想起上次他突然过来,手腕粗的门插被他一下就推开了,那力道根本不是自己能承受得住的。
还有在张家自己晕倒时,轻飘飘的就把自己抱了回来,虽然当时晕晕乎乎记不太清,但对方那强壮有力的臂弯却实实在在的印在了心里。

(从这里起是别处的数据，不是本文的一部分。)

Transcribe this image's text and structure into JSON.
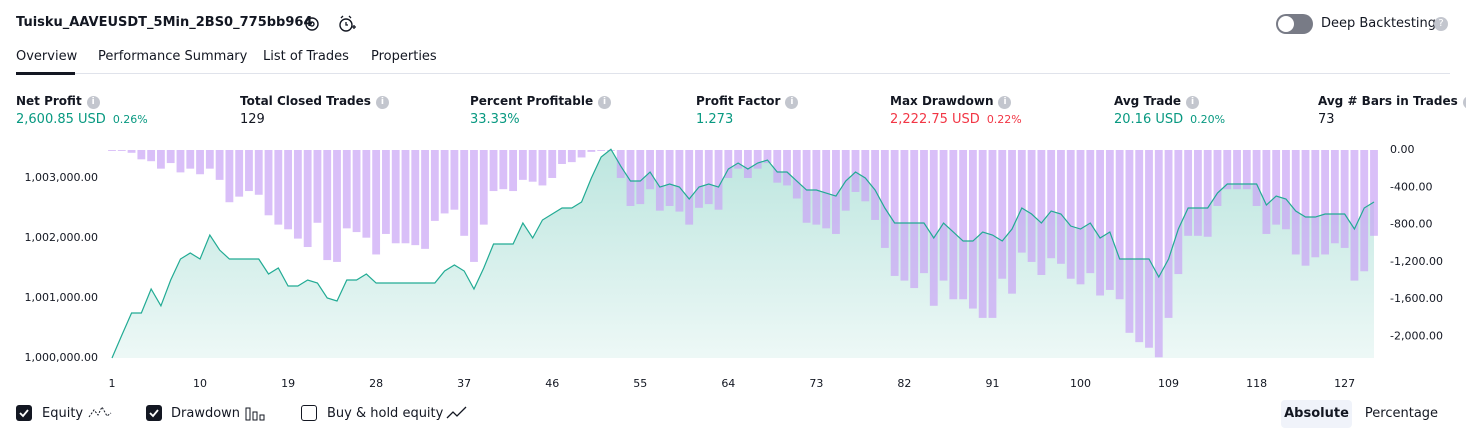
{
  "header": {
    "title": "Tuisku_AAVEUSDT_5Min_2BS0_775bb964",
    "toggle": "Deep Backtesting"
  },
  "tabs": [
    "Overview",
    "Performance Summary",
    "List of Trades",
    "Properties"
  ],
  "metrics": [
    {
      "label": "Net Profit",
      "value": "2,600.85 USD",
      "percent": "0.26%",
      "color": "#089981"
    },
    {
      "label": "Total Closed Trades",
      "value": 129,
      "color": "#131722"
    },
    {
      "label": "Percent Profitable",
      "value": "33.33%",
      "color": "#089981"
    },
    {
      "label": "Profit Factor",
      "value": 1.273,
      "color": "#089981"
    },
    {
      "label": "Max Drawdown",
      "value": "2,222.75 USD",
      "percent": "0.22%",
      "color": "#f23645"
    },
    {
      "label": "Avg Trade",
      "value": "20.16 USD",
      "percent": "0.20%",
      "color": "#089981"
    },
    {
      "label": "Avg # Bars in Trades",
      "value": 73,
      "color": "#131722"
    }
  ],
  "chart_data": {
    "type": "equity-drawdown",
    "grid": false,
    "x": [
      1,
      2,
      3,
      4,
      5,
      6,
      7,
      8,
      9,
      10,
      11,
      12,
      13,
      14,
      15,
      16,
      17,
      18,
      19,
      20,
      21,
      22,
      23,
      24,
      25,
      26,
      27,
      28,
      29,
      30,
      31,
      32,
      33,
      34,
      35,
      36,
      37,
      38,
      39,
      40,
      41,
      42,
      43,
      44,
      45,
      46,
      47,
      48,
      49,
      50,
      51,
      52,
      53,
      54,
      55,
      56,
      57,
      58,
      59,
      60,
      61,
      62,
      63,
      64,
      65,
      66,
      67,
      68,
      69,
      70,
      71,
      72,
      73,
      74,
      75,
      76,
      77,
      78,
      79,
      80,
      81,
      82,
      83,
      84,
      85,
      86,
      87,
      88,
      89,
      90,
      91,
      92,
      93,
      94,
      95,
      96,
      97,
      98,
      99,
      100,
      101,
      102,
      103,
      104,
      105,
      106,
      107,
      108,
      109,
      110,
      111,
      112,
      113,
      114,
      115,
      116,
      117,
      118,
      119,
      120,
      121,
      122,
      123,
      124,
      125,
      126,
      127,
      128,
      129,
      130
    ],
    "xlim": [
      1,
      130
    ],
    "xticks": [
      1,
      10,
      19,
      28,
      37,
      46,
      55,
      64,
      73,
      82,
      91,
      100,
      109,
      118,
      127
    ],
    "ylim": [
      1000000,
      1003467
    ],
    "yticks": [
      {
        "value": 1000000,
        "label": "1,000,000.00"
      },
      {
        "value": 1001000,
        "label": "1,001,000.00"
      },
      {
        "value": 1002000,
        "label": "1,002,000.00"
      },
      {
        "value": 1003000,
        "label": "1,003,000.00"
      }
    ],
    "y2lim": [
      -2230,
      0
    ],
    "y2ticks": [
      {
        "value": 0,
        "label": "0.00"
      },
      {
        "value": -400,
        "label": "-400.00"
      },
      {
        "value": -800,
        "label": "-800.00"
      },
      {
        "value": -1200,
        "label": "-1,200.00"
      },
      {
        "value": -1600,
        "label": "-1,600.00"
      },
      {
        "value": -2000,
        "label": "-2,000.00"
      }
    ],
    "series": [
      {
        "name": "Equity",
        "color": "#22ab94",
        "values": [
          1000000,
          1000380,
          1000750,
          1000750,
          1001150,
          1000870,
          1001300,
          1001650,
          1001750,
          1001650,
          1002050,
          1001800,
          1001650,
          1001650,
          1001650,
          1001650,
          1001400,
          1001500,
          1001200,
          1001200,
          1001300,
          1001250,
          1001000,
          1000950,
          1001300,
          1001300,
          1001400,
          1001250,
          1001250,
          1001250,
          1001250,
          1001250,
          1001250,
          1001250,
          1001450,
          1001550,
          1001450,
          1001150,
          1001500,
          1001900,
          1001900,
          1001900,
          1002250,
          1002000,
          1002300,
          1002400,
          1002500,
          1002500,
          1002600,
          1003000,
          1003350,
          1003480,
          1003200,
          1002950,
          1002950,
          1003100,
          1002850,
          1002900,
          1002850,
          1002650,
          1002850,
          1002900,
          1002850,
          1003150,
          1003250,
          1003150,
          1003250,
          1003300,
          1003100,
          1003100,
          1002950,
          1002800,
          1002800,
          1002750,
          1002700,
          1002950,
          1003100,
          1003000,
          1002800,
          1002500,
          1002250,
          1002250,
          1002250,
          1002250,
          1002000,
          1002250,
          1002100,
          1001950,
          1001950,
          1002100,
          1002050,
          1001950,
          1002150,
          1002500,
          1002400,
          1002250,
          1002450,
          1002400,
          1002200,
          1002150,
          1002250,
          1002000,
          1002100,
          1001650,
          1001650,
          1001650,
          1001650,
          1001350,
          1001650,
          1002150,
          1002500,
          1002500,
          1002500,
          1002750,
          1002900,
          1002900,
          1002900,
          1002900,
          1002550,
          1002700,
          1002650,
          1002450,
          1002350,
          1002350,
          1002400,
          1002400,
          1002400,
          1002150,
          1002500,
          1002600
        ]
      },
      {
        "name": "Drawdown",
        "color": "#c9a4f5",
        "axis": "y2",
        "values": [
          -10,
          -10,
          -30,
          -100,
          -120,
          -200,
          -140,
          -240,
          -200,
          -260,
          -200,
          -320,
          -560,
          -500,
          -440,
          -480,
          -700,
          -800,
          -850,
          -950,
          -1040,
          -780,
          -1180,
          -1200,
          -840,
          -880,
          -940,
          -1120,
          -900,
          -1000,
          -1000,
          -1020,
          -1060,
          -760,
          -680,
          -640,
          -920,
          -1200,
          -800,
          -440,
          -420,
          -440,
          -320,
          -340,
          -380,
          -300,
          -150,
          -130,
          -80,
          -20,
          -10,
          -10,
          -300,
          -600,
          -580,
          -420,
          -650,
          -600,
          -660,
          -800,
          -620,
          -580,
          -640,
          -300,
          -200,
          -300,
          -200,
          -140,
          -350,
          -380,
          -520,
          -780,
          -800,
          -840,
          -900,
          -650,
          -450,
          -550,
          -750,
          -1050,
          -1350,
          -1400,
          -1480,
          -1320,
          -1670,
          -1400,
          -1600,
          -1600,
          -1700,
          -1800,
          -1800,
          -1380,
          -1540,
          -1100,
          -1200,
          -1340,
          -1160,
          -1220,
          -1380,
          -1440,
          -1320,
          -1560,
          -1500,
          -1600,
          -1960,
          -2060,
          -2120,
          -2222.75,
          -1800,
          -1330,
          -920,
          -920,
          -930,
          -600,
          -420,
          -420,
          -420,
          -600,
          -900,
          -800,
          -850,
          -1120,
          -1240,
          -1150,
          -1120,
          -1000,
          -1050,
          -1400,
          -1300,
          -920
        ]
      }
    ]
  },
  "controls": {
    "extra": "Buy & hold equity",
    "modes": [
      "Absolute",
      "Percentage"
    ]
  }
}
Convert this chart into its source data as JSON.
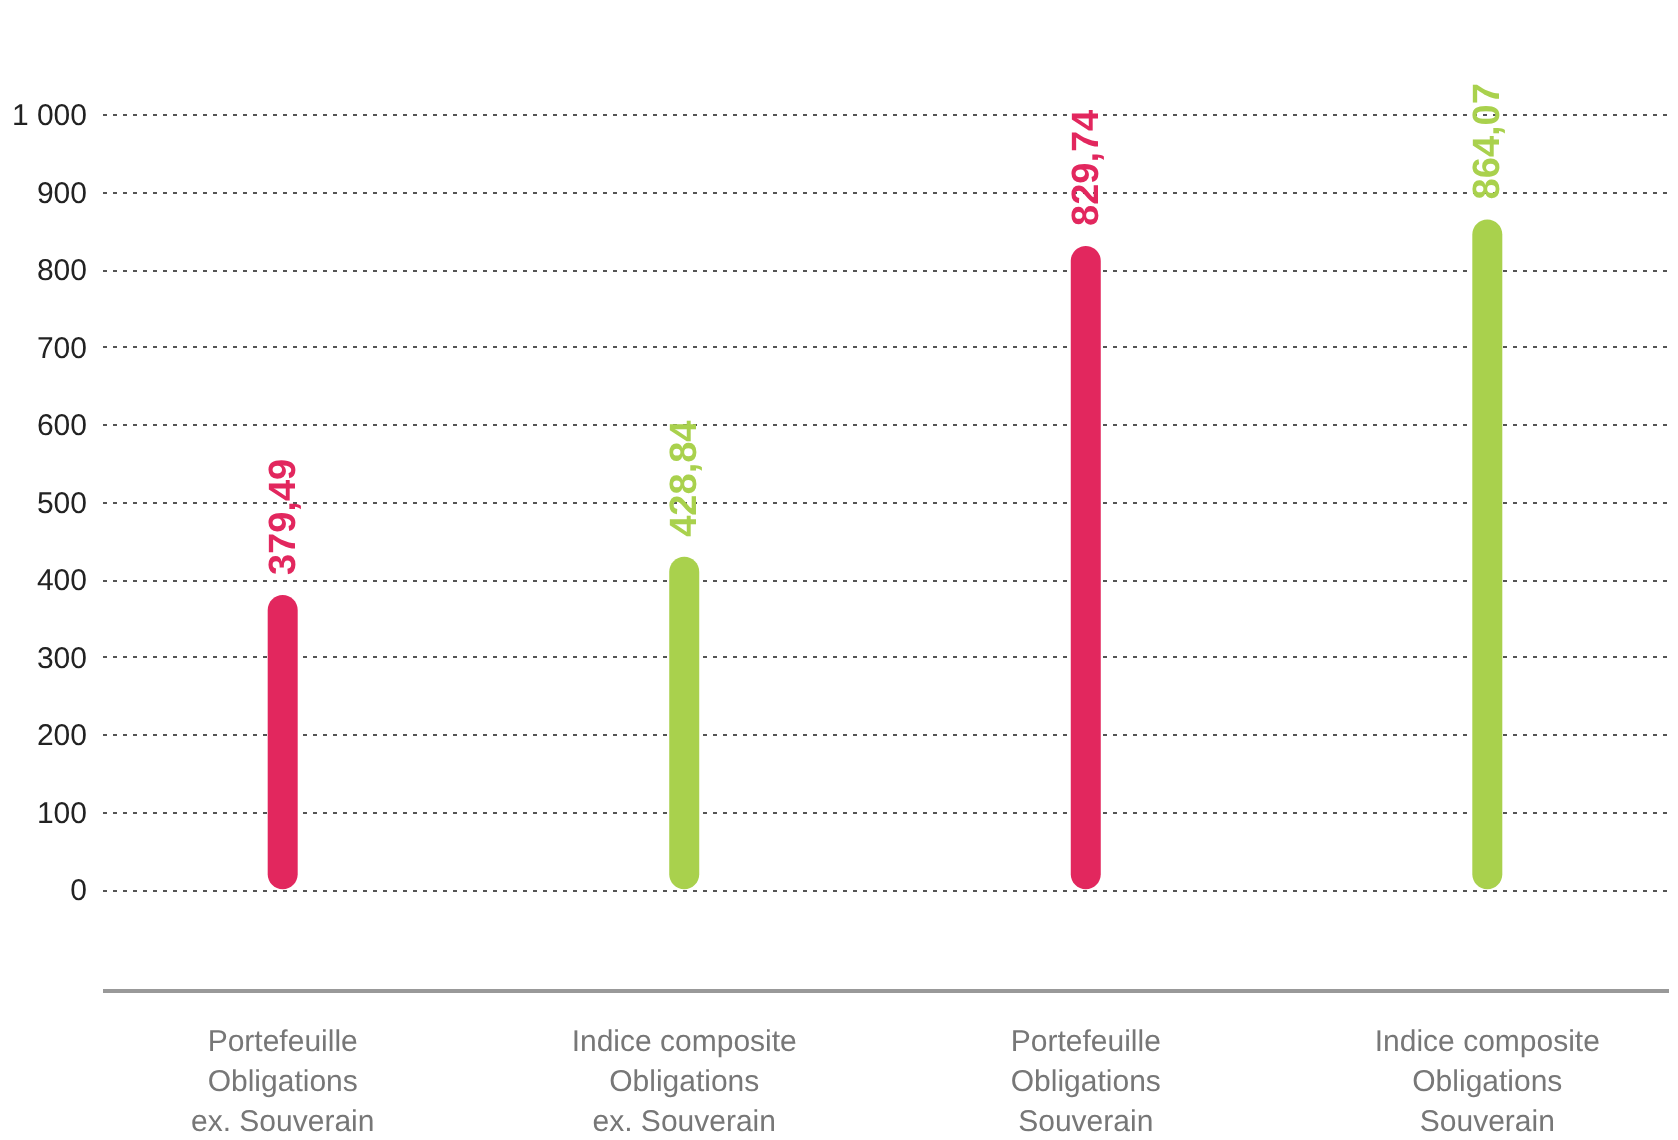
{
  "chart_data": {
    "type": "bar",
    "categories": [
      "Portefeuille\nObligations\nex. Souverain",
      "Indice composite\nObligations\nex. Souverain",
      "Portefeuille\nObligations\nSouverain",
      "Indice composite\nObligations\nSouverain"
    ],
    "values": [
      379.49,
      428.84,
      829.74,
      864.07
    ],
    "colors": [
      "#e2275e",
      "#a9d14d",
      "#e2275e",
      "#a9d14d"
    ],
    "value_labels": [
      "379,49",
      "428,84",
      "829,74",
      "864,07"
    ],
    "ylim": [
      -130,
      1000
    ],
    "yticks": [
      0,
      100,
      200,
      300,
      400,
      500,
      600,
      700,
      800,
      900,
      {
        "value": 1000,
        "label": "1 000"
      }
    ],
    "grid": "y"
  }
}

缝了一会儿衣服,心乱的总走错线,罗秀放下手里的针线深吸一口气,自己这是怎么了?
以前跟长富在一起的时候也没这般紧张过,怎得换了个人,心情都不一样了……
一直等到月上枝头,郑北秋还没来。
罗秀起身下地溜达了一圈,也不知道现在是什么时辰了。
村子里没有更夫,时辰都是自己估量,估摸着快子时了怎么人还不过来?
心里多了几分焦躁,罗秀吹了灯躺在炕上翻来覆去睡不着觉。
是不是新房那边有事耽搁住了?还是遇上什么麻烦了?
自打柳长富突然离世,把罗秀弄得有一点事都担惊受怕,胡思乱想半天彻底没睡意了,披上衣服坐起来。
要不过去瞧瞧他吧,怎么说他也是自己的恩人,三番五次的帮自己,万一真遇上什么事自己也好叫人帮忙。
这么想着罗秀穿上鞋下了地,打开门外面夜黑风高,风一吹罗秀胆怯的退了回去。
站在门口鼓了半天的气,再次踏出屋子,门口的小狗抬起头看着他。
“你们乖乖在家睡觉,我一会儿就回来。”小狗呜汪的叫了一声,趴在地上继续睡觉。
罗秀深一脚浅一脚的朝外面走出去,他还是第一次这么晚出门,每走一步心里都在念着菩萨保佑保佑,可别遇上什么山野精怪,孤魂野鬼的。
走了几十米路,就见不远处有个漆黑的影子朝这边过来。
罗秀都快吓死了,撒腿就往回跑。
郑北秋瞧着他身形眼熟,疑惑的喊了声,“秀儿?”
“表叔?”罗秀听见声音停下脚步,郑北秋脚步匆匆快走几步上前道:“这么晚,怎么一个人出来了?”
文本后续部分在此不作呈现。